Peut-être le but de cette pratique passée était que les gens élisent à nouveau ce maire, qui distribuait de « l’argent gratuit » …

Je ne sais pas si c’était vraiment le cas, mais j’imagine que votre hypothèse n’est pas infondée. Je suis d’accord avec mes prédécesseurs sur l’idée que si un village dispose d’un supplément d’argent, il faut en faire profiter les habitants. Toutefois, c’est dans les investissements plutôt que dans les dons que je vois le progrès. Et ça, une partie importante de la population a du mal à le comprendre. Beaucoup vivent au jour le jour et ne pensent pas à long terme et votent plus pour les avantages du moment que pour le bien-être dans l’avenir. Il est vrai que l’école et l’école maternelle sont bien équipées, que le bâtiment de la mairie est correct, mais c’est bien peu. Actuellement ce qui manque dans le village, c’est un lieu de divertissement communal pour les jeunes. On peut continuer à tourner autour du pot, mais tout le monde sait que les Roms ne sont guère admis dans ce genre d’endroit. J’en ai fait souvent l’expérience moi-même en tant que femme adulte et aussi en tant que mairesse quand mon frère cadet et moi nous sommes vus refuser l’entrée dans une discothèque à Siófok. Le plus « drôle » est que dans ce genre de lieu de divertissement ils jouent volontiers de la musique tsigane, mais ils en interdisent l’accès à la chanteuse du groupe Fekete Vonat (« train noir » en français) ou aux membres de l’orchestre Parno Graszt (« cheval blanc » en langue rom).

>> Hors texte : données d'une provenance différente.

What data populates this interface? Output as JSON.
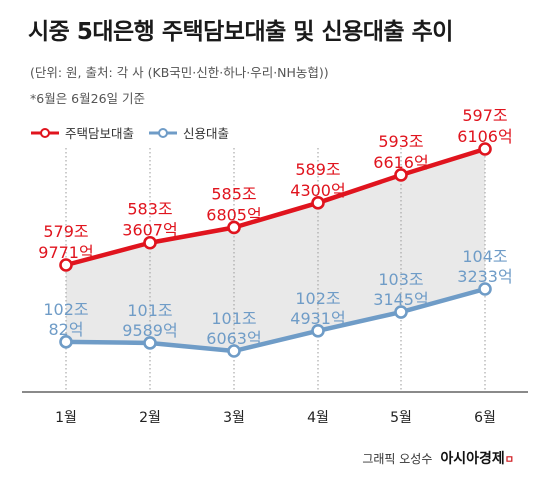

Faut- il construire un lieu de divertissement destiné aux seuls jeunes roms pour résoudre ce problème ? Cela ne va-t-il pas accroître le fossé béant actuel entre les jeunes roms et les jeunes non roms ?

Nous n’avons pas d’autres moyens. Si je jette un regard sur les 30 années passées, je dois constater avec tristesse que la situation est pire qu’avant le changement de régime. À l’époque, un plus grand nombre d’enfants roms doués pouvait espérer grimper un peu plus haut dans l’échelle sociale. En revanche, aujourd’hui une femme rom comme moi, diplômée et parlant plusieurs langues est traitée comme un oiseau rare. Chez nous l’école générale[3]L’école générale en Hongrie regroupe les 8 premières années de scolarité après l’école maternelle. Elle correspond donc en France à l’ensemble « école primaire + collège » se focalise sur le rattrapage et en aucune façon sur le développement des talents. Parmi les élèves terminant l’école générale, tout au plus trois ou quatre Roms continuent vers le lycée, mais la majorité d’entre eux abandonnent. Ils sont confrontés au fait que leur environnement n’est pas amical, entre eux et leurs camarades de classe il n’y a pas de langage commun, chacun ignore la culture de l’autre et ils n’essayent pas d’être plus proches de l’autre. Pour un enfant rom de 14-15 ans, qui n’a pas le soutien de sa famille, un tel milieu est un véritable enfer, où le mieux est d’en sortir et de revenir au plus vite au village. Même s’il annule ses chances d’un meilleur avenir.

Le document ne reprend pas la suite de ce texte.